Hello, dear friend, you can consult us at any time if you have any questions, add WeChat: daixieit


CS544 Module 5 Assignment

 

Part1) Central Limit Theorem (30 points)

 

Initialize the city of Boston earnings dataset as shown below:

 

boston <- read.csv( "https://people.bu.edu/kalathur/datasets/bostonCityEarnings.csv", colClasses = c("character", "character", "character", "integer", "character"))

 

The data in the file contains the total earnings of the employees of city of Boston.

 

a) Show the histogram of the employee earnings. Use breaks from 40000 to 400000 in steps of 20000 and show the corresponding tick labels on the x-axis. Compute the mean and standard deviation of this data. What do you infer from the shape of the histogram?

b) Draw 5000 samples of this data of size 10, show the histogram of the sample means. Compute the mean of the sample means and the standard deviation of the sample means. Set the start seed for random numbers as the last 4 digits of your BU id.

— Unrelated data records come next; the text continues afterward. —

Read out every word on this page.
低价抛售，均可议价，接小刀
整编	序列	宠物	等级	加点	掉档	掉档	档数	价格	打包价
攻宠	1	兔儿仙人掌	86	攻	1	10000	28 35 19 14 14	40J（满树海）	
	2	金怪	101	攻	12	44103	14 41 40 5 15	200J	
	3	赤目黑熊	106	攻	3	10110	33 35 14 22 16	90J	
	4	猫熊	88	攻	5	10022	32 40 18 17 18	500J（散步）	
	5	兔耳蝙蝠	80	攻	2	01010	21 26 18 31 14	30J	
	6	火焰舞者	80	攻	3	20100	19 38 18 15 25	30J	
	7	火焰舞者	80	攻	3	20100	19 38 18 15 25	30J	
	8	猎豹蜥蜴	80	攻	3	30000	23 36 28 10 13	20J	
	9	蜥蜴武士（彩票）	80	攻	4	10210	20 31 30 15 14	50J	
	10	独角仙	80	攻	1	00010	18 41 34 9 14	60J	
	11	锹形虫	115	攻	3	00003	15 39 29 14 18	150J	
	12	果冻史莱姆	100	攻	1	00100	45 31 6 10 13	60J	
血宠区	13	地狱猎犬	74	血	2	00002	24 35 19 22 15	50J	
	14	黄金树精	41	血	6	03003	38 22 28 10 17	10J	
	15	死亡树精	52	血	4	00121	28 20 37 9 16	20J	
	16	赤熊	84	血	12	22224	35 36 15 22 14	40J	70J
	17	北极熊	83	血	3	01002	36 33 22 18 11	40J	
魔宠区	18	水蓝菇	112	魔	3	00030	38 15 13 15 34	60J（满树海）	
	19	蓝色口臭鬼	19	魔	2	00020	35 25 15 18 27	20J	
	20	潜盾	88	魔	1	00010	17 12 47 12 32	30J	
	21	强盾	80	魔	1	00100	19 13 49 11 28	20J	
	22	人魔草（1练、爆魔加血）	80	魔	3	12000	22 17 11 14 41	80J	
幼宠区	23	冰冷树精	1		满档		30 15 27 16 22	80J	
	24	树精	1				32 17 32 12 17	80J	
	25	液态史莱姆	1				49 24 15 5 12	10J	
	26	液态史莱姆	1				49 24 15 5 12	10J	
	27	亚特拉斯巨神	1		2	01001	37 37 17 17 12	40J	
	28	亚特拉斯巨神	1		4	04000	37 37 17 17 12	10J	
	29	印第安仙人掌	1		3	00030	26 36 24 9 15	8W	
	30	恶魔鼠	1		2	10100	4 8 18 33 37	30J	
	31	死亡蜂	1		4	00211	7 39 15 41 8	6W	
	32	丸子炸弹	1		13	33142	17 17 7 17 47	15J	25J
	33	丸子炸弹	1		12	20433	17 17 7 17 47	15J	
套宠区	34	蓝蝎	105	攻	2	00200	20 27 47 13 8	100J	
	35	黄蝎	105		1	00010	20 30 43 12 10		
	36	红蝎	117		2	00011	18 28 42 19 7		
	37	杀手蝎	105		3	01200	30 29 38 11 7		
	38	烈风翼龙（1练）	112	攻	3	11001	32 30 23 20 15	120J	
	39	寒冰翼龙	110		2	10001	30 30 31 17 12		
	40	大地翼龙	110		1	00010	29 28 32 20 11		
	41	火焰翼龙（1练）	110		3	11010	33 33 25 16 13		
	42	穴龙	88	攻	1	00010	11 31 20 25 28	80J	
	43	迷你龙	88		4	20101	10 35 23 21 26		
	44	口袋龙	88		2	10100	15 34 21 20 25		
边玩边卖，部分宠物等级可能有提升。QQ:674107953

c) Draw 5000 samples of this data of size 40, show the histogram of the sample means. Compute the mean of the sample means and the standard deviation of the sample means. Set the start seed for random numbers as the last 4 digits of your BU id.

d) Compare of means and standard deviations of the above three distributions.

 

 

Part2) Central Limit Theorem – Negative Binomial distribution (30 points)

 

Suppose the input data follows the negative binomial distribution with the parameters size = 3 and prob = 0.5. Set the start seed for random numbers as the last 4 digits of your BU id.

 

a) Generate 5000 random values from this distribution. Show the barplot with the proportions of the distinct values of this distribution.

b) With samples sizes of 10, 20, 30, and 40, draw 1000 samples from the data generated in a). Use sample() function with replace as FALSE. Show the histograms of the densities of the sample means. Use a 2 x 2 layout.

c) Compare of means and standard deviations of the data from a) with the four sequences generated in b).


Part3) Sampling (40 points)

 

Create a subset of the dataset from Part1 with only the top 5 departments based on the number of employees working in that department. The top 5 departments should be computed using R code. Then, use %in% operator to create the required subset.

 

Use a sample size of 50 for each of the following.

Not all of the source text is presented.